“A certain feeling comes from throwing your good life away, and it is one part rapture.” — Flight Behavior, Barbara Kingsolver
Barbara Kingsolver is a reader’s writer. Even when a particular book is not one of my all-time favorites, like this one, I’m always “with” Kingsolver and enjoy her sentences, the rhythm of the unfolding story, the observations she makes of her character’s inner worlds (especially her women), and the way she incorporates the natural world/current events. There is typically something relatable about Kingsolver’s characters. I suspect that many that many middle age, American women read her for that very quality.
Interestingly, the main character of Flight Behavior is sort of the antithesis of what I’ve just described–at least on the surface. Dellarobia Turnbow is a dirt poor farm wife in rural Tennessee, stuck in a shotgun wedding with a basically decent but kind of dumb farmer husband, two kids, some annoying redneck relatives, and a heap of regret. She’s bored, unhappy, unchallenged, and unusually self-aware. Despite a lack of any quality formal education, she’s sharp and able to narrate with an awareness of her social confines just perfectly for more educated city folk like me, her reader. This is Kingsolver’s trick in this novel—to paint the story of a very conservative rural way of life, community, and viewpoint, while making the characters sympathetic to an undoubtedly more varied audience. She does it, but sometimes struggles.

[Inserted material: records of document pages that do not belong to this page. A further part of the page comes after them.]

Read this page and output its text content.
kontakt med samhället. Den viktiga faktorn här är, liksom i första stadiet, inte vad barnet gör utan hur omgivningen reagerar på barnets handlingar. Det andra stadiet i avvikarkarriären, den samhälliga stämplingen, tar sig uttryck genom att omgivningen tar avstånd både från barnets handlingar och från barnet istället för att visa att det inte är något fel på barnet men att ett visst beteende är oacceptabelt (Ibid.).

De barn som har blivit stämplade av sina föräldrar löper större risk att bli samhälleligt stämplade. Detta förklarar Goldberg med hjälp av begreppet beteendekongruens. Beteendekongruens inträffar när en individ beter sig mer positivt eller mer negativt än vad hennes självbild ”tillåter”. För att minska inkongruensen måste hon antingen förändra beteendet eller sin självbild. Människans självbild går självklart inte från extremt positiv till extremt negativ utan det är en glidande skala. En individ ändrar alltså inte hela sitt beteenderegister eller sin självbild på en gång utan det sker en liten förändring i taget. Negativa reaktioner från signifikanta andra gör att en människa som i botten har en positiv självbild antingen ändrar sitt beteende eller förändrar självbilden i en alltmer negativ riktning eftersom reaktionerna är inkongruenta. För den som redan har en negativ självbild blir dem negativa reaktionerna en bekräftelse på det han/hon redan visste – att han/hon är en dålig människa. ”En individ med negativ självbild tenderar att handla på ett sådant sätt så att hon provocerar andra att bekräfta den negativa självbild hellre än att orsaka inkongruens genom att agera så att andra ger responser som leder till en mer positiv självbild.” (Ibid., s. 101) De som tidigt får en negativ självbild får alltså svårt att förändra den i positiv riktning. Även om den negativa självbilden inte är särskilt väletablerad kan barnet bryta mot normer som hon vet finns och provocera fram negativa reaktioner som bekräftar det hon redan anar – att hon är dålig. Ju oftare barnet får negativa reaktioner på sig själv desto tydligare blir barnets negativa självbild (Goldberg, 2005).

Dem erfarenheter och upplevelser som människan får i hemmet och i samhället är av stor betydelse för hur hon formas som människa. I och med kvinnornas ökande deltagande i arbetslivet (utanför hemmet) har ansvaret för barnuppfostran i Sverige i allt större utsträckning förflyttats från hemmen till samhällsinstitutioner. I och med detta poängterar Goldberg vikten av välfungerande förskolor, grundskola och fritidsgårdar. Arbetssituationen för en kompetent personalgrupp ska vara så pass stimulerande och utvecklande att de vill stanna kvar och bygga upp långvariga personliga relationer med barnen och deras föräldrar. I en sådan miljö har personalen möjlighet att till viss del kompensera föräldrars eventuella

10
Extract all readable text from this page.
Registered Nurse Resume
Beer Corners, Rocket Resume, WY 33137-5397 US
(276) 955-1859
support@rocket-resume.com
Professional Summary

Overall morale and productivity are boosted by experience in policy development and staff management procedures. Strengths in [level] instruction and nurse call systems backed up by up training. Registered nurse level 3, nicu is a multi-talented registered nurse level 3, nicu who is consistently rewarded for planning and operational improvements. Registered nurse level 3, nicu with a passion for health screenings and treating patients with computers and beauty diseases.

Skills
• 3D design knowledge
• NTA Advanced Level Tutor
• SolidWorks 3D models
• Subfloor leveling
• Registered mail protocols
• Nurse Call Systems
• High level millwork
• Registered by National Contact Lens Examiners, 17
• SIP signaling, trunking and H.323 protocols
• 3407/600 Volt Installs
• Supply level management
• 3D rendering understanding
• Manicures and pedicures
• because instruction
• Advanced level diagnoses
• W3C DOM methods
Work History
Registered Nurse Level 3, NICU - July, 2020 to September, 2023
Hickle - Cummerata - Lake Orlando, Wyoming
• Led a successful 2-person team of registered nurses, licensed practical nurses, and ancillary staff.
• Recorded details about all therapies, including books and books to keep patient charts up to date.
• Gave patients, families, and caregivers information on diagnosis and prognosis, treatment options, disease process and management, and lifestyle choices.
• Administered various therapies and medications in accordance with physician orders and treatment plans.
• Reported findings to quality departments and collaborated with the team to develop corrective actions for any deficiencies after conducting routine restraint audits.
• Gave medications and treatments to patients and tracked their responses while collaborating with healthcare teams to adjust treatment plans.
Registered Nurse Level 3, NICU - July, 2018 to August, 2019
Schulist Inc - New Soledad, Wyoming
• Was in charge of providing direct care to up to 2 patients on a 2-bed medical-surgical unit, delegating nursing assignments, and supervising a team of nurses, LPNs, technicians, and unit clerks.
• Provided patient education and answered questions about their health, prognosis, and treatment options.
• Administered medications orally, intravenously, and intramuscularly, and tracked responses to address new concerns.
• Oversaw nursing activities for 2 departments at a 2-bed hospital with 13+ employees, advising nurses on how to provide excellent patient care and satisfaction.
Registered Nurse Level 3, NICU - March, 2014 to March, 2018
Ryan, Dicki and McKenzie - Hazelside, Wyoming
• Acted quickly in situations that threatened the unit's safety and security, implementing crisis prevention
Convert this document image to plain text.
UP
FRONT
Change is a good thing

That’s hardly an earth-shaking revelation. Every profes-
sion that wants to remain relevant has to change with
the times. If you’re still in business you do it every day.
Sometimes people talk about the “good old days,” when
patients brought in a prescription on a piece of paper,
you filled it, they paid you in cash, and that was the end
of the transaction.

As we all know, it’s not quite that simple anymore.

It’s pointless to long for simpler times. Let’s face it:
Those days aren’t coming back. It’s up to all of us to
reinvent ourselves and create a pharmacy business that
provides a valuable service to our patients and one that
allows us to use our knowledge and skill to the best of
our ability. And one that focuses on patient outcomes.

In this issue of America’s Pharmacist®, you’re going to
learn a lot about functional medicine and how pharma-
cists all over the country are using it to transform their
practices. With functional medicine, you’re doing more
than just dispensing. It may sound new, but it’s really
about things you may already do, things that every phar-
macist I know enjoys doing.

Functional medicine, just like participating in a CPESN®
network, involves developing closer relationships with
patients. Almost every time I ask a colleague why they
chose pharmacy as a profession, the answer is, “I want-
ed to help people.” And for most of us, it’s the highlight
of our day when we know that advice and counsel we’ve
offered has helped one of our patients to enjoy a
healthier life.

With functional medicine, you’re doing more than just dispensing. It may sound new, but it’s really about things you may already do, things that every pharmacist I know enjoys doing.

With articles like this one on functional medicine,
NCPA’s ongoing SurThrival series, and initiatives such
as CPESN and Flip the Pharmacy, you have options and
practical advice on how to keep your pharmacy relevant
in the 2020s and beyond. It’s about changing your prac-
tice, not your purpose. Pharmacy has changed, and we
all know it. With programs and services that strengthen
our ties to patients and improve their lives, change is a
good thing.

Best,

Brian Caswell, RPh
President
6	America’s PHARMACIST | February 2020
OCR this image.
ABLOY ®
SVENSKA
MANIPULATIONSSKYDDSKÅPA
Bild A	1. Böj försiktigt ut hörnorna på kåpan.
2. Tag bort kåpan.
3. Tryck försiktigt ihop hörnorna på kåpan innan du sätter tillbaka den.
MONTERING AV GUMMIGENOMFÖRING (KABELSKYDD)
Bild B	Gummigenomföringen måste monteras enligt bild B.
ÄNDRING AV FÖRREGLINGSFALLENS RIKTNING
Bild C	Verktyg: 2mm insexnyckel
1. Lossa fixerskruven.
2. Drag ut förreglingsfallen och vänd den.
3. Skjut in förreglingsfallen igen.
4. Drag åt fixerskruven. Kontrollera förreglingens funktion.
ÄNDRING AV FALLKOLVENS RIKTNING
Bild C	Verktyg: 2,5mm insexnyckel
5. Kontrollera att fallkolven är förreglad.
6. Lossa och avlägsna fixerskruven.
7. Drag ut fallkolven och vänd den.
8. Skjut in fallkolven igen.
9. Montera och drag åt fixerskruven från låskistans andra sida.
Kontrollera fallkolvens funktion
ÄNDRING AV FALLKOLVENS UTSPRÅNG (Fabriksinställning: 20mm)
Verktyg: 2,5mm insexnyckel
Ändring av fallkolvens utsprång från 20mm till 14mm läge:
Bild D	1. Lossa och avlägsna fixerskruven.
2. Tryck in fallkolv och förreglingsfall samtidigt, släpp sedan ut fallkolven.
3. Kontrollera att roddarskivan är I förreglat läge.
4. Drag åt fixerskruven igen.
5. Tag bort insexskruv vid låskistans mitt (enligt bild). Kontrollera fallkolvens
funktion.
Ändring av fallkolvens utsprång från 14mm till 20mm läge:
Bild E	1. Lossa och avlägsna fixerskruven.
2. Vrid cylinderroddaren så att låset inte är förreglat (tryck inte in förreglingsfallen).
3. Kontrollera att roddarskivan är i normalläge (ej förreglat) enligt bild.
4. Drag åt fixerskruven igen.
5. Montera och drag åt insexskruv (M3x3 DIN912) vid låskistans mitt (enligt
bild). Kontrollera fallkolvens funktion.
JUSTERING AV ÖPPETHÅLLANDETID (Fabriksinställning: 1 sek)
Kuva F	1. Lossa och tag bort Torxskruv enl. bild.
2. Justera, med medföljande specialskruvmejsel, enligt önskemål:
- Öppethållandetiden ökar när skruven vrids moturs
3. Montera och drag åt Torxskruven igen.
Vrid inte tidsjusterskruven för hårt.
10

Kingsolver spends a lot of time developing Dellarobia and her inner world. We know she is in the wrong marriage, although she does care about her husband and certainly her children. When we first meet her, she is hiking up the side of her family’s mountain behind their farm for an adulterous assignation with some hot young dude that has captivated her with his attention. To Dellarobia’s huge credit, she does not go through with the meeting (she is overcome by the sight of a huge mass of overwintering monarch butterflies that seems to her, at the time, to be an act of god/nature that wakes her up from ruining her life). Kingsolver makes it clear that this temptation has happened to Dellarobia over and over, and sometimes I found her repetitiveness on this and other aspects of Dellarobia’s life ponderous. At certain points, I wanted to say–okay Barbara, I get it, let’s edit this out and move on.
Still, perhaps Kingsolver felt she really needed to emphasize Dellarobia’s attractions and temptations in order to make sure the reader understood that this was ultimately the way that Dellarobia achieves change and self realization. After the news breaks that a huge colony of monarch butterflies has chosen this unlikely spot to overwinter, a very different person enters Dellarobia’s world. He is a scientist and she finds herself attracted to him, though this attraction is less clearly sexual. Certainly, Ovid (the scientist) is not coming on to her, but she doesn’t really have an equivalent understanding of her attraction to him other than a sexual one for quite a while. Ultimately she realizes that she is attracted to what Ovid represents–education and the need to find a more fulfilling life for herself.
As usual, Kingsolver wraps her entire tale around an issue or topic in nature. Flight Behavior is about the plight of global warming and its impact on species, like the especially vulnerable colonies of monarch butterflies that migrate annually and traditionally winter over in huge colonies in Mexico. In the real world, these butterflies are under duress, from agrobusiness that eradicates their one food source, the milkweed plant, and more generally, huge climatic changes that have decimated their roosting sites and interrupt their migratory cycles. I always enjoy Kingsolver’s biology lessons threaded throughout her books–even if they are the sad ones of the terrible impact of we humans on the creatures and processes of this lovely planet.
Plant milkweed in your garden! Ride your bike! And read more Barbara Kingsolver!
3.5/5
The Goldfinch PM
I read 1/3 of the way through the Goldfinch and finally decided that I had to stop. I have a feeling that things never get better for Theo, and it made me too sad. I would find myself overome with anxiety when I thought about picking up the book, and I couldn’t get it out of my head between readings. Tartt is another glorious writer, and I read somewhere that she said she writes books like ones she’d like to read (perhaps all authors do). But the story makes me wonder if she is a mother. Ever since my son was born, there are just some stories about parent/child loss that I cannot read or see movies of. I’ll add the Goldfinch to that list. It was even more poignant for me that when the novel opens and Theo’s mother is killed, he is 13, the same age as my dorky, sweet boy. I cringed over and over while reading of his loss and couldn’t stop imagining how sad it would make me if my son were in the same circumstances. Also, I hated Theo’s father—could not figure out why/how he and Theo’s mother were ever married. It seemed implausible to the extreme. By the time Theo was smoking dope and drinking his ass off with his miserable father and BFF Boris in Las Vegas and he was so malnourished and down and out that he needed vitamin shots from the school nurse, this mama was done.